Akibat perjalanan yang jauh itu, maka Ahmad akhirnya kehabisan bekal, namun
ketika kami diberi uang Dirham dalam jumlah yang banyak oleh Abdurrazaq, maka
Ahmad menolaknya; ketika uang itu diberikan Abdurrazaq dalam bentuk pinjaman,
Ahmad pun masih tetap tidak mau menerimanya;lalu kami tawarkan uang bekal kami
kepada Ahmad, akan tetapi dia pun tidak mau menerima. Pada saat kami perhatikan
bagaimana Ahmad memenuhi kebutuhannya, ternyata kami temukan dia telah bekerja
dan makan dari hasil kerja tersebut.”
Imam Ahmad memiliki hafalan yang kuat sebagaimana diceritakan
Abu Zur’ah Ar-Razi, beliau berkata, “Ahmad bin Hambal telah hafal sebanyak satu
juta hadits.” Ketika hal itu ditanyakan kepada Ahmad, “Bagaimana engkau dapat
menghafalnya?” Maka Ahmad menjawab, “Aku selalu mempelajarinya dengan
menjadikannya beberapa bab.”
- Zuhudnya
Shaleh bin Ahmad bin Hambal berkata, “Ahmad bin Hambal sering
kali membuat adonan tanpa cuka. Aku sering melihatnya memakan roti keras dan
kasar yang dikibas-kibaskan karena terkena debu. Roti itu lalu diletakkan di
panci besar lalu dia menuangkan air kedalamnya agar lembek. Setelah lembek, dia
memakannya dengan garam. Musa bin Hammad Al-Barbari berkata, “Al-Hasan bin
Abdil Aziz membawa warisannya dari Mesir kepadaku sebanyak seratus ribu Dinar.
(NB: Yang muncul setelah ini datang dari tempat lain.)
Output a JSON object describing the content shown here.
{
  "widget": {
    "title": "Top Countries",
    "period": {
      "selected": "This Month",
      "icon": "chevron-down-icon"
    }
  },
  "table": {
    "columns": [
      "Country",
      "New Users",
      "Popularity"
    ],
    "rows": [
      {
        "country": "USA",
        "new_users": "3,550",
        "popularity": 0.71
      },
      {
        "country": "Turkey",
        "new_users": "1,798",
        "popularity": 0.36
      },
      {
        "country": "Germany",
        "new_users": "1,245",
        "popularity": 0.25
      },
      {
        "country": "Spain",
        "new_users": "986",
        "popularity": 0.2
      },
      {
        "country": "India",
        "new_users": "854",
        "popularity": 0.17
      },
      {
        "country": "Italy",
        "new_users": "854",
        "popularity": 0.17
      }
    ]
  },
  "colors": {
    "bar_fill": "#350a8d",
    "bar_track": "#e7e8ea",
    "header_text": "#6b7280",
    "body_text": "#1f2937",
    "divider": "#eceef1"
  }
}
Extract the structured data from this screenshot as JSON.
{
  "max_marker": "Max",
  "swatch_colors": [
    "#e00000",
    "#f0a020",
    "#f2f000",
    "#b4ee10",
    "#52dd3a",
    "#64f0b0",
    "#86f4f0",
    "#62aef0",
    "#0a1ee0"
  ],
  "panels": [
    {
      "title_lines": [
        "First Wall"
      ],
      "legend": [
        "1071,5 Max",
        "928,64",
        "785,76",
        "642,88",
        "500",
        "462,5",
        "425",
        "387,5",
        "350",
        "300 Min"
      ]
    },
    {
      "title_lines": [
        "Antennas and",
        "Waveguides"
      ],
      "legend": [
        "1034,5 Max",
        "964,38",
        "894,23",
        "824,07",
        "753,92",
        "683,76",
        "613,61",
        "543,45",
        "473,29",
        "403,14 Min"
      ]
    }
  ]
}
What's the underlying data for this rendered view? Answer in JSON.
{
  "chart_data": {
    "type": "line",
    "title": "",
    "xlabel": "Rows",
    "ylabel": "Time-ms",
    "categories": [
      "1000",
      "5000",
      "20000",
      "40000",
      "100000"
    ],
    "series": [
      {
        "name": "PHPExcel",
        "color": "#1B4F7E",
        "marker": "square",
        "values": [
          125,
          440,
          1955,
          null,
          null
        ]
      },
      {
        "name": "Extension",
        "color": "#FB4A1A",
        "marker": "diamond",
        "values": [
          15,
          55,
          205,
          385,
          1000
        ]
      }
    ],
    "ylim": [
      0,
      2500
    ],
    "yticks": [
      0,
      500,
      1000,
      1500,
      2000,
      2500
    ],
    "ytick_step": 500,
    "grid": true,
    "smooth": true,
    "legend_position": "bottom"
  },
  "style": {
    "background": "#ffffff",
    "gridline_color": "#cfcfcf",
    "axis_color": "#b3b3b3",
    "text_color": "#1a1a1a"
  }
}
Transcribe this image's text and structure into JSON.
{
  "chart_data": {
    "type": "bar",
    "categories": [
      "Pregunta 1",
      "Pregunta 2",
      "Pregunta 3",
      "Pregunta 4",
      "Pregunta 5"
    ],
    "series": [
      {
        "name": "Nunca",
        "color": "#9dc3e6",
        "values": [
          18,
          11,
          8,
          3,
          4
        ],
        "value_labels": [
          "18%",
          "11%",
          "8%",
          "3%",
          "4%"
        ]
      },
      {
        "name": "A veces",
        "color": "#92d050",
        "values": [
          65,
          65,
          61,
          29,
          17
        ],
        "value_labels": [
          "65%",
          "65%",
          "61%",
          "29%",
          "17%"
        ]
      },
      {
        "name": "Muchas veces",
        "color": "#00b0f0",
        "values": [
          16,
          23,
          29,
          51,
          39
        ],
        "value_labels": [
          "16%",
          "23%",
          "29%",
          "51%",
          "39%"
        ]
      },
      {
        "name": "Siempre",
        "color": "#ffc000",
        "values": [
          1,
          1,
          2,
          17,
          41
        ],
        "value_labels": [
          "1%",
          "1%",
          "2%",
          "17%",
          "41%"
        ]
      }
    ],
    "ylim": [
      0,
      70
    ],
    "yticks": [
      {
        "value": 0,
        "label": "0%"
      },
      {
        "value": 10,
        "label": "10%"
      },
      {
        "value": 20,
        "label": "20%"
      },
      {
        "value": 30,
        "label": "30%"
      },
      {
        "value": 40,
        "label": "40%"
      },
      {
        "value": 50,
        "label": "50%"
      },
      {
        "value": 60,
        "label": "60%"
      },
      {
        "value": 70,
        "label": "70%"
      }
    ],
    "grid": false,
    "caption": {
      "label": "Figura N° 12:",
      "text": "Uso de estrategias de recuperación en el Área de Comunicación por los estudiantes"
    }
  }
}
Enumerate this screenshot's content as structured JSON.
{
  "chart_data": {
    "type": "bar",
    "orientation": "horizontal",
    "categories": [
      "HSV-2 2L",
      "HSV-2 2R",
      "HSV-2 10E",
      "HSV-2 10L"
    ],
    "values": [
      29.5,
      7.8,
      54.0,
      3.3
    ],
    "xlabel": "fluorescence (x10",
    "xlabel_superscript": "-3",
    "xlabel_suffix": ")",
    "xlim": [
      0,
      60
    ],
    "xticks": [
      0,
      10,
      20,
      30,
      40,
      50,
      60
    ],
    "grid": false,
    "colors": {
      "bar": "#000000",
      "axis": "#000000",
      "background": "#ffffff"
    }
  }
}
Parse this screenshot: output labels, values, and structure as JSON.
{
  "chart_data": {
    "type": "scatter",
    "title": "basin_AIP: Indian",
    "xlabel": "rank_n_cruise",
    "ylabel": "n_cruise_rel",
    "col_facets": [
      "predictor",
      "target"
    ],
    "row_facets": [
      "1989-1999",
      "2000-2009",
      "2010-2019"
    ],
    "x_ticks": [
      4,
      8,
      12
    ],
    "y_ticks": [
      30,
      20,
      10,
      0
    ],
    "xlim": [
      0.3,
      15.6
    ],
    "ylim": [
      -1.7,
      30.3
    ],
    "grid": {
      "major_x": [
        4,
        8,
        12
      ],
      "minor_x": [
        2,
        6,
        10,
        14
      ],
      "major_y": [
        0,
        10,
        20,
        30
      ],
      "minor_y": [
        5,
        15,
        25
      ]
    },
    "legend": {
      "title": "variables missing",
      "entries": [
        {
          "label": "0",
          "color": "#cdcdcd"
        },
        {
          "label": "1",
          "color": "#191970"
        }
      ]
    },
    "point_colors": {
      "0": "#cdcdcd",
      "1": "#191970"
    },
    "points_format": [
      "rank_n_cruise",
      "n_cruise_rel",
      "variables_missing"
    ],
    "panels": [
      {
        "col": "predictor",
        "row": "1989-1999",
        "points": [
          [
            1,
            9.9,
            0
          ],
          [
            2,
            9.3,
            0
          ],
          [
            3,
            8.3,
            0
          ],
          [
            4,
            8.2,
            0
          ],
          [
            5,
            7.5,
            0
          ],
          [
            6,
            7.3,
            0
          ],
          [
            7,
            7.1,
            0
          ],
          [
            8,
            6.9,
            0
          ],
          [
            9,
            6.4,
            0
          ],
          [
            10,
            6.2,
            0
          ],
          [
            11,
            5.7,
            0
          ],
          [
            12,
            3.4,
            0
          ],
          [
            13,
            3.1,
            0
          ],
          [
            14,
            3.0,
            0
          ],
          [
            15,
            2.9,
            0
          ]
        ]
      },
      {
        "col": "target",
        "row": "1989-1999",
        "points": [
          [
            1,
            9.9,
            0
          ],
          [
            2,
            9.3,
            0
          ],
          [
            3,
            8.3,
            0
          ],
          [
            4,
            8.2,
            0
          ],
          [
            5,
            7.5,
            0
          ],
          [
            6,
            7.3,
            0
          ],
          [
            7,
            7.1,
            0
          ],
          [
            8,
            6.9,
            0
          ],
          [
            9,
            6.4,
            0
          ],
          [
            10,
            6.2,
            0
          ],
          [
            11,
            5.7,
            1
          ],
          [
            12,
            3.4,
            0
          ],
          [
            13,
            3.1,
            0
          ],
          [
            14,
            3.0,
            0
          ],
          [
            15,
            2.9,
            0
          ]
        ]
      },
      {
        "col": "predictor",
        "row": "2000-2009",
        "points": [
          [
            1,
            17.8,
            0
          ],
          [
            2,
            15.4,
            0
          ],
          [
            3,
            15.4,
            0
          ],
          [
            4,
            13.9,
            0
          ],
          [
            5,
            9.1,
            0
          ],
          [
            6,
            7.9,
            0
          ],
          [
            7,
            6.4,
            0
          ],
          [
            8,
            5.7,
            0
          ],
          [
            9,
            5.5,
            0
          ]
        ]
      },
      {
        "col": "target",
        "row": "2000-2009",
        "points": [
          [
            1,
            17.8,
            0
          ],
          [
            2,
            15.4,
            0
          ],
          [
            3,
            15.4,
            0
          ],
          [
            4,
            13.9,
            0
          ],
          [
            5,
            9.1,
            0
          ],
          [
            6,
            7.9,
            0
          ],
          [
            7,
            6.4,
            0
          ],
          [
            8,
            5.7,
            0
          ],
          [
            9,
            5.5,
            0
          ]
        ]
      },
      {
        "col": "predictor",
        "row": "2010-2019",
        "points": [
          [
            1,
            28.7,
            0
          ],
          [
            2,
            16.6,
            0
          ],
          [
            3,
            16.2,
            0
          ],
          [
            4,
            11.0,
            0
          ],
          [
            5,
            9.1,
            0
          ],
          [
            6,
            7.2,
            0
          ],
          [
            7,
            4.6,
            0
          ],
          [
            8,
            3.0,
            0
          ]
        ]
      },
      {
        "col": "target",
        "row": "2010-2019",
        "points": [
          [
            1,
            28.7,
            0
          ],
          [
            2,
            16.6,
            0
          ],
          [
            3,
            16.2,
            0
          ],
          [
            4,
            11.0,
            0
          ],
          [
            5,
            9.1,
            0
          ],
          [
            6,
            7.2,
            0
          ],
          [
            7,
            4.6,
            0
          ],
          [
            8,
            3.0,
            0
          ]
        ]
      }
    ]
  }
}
Al-Hasan juga membawa untuk Ahmad bin Hambal tiga kantong dengan setiap
kantongnya berisi seribu Dinar. Al-Hasan berkata kepada Ahmad bin Hambal,
“Wahai Abu Abdillah, uang ini adalah dari harta warisan yang halal. Ambillah
untuk memenuhi kebutuhanmu!” kemudian Ahmad menjawab, “Aku tidak membutuhkannya
karena aku masih berkecukupan.” Pada akhirnya, Ahmad bin Hambal tetap menolak
dan tidak mau menerima uang tersebut sedikit pun.
Ishaq bin Hani’ berkata, “Aku keluar pagi-pagi untuk meminta
Ahmad bin Hambal mengajarkan kepadaku kitab karyanya Az-Zuhd.
Kemudian aku memasang karpet dan bantal sebagai tempat duduknya. Ketika Ahmad
melihat karpet dan bantal yang aku pasang, maka dia bertanya kepadaku, “Apakah
ini?” Aku menjawab, “Ini adalah tempat dudukmu.” Lalu dia berkata, “Ambil
karpet dan bantal itu. Berbicara zuhud harus dengan zuhud.” Setelah aku lipat
karpet tersebut, baru dia duduk diatas tanah.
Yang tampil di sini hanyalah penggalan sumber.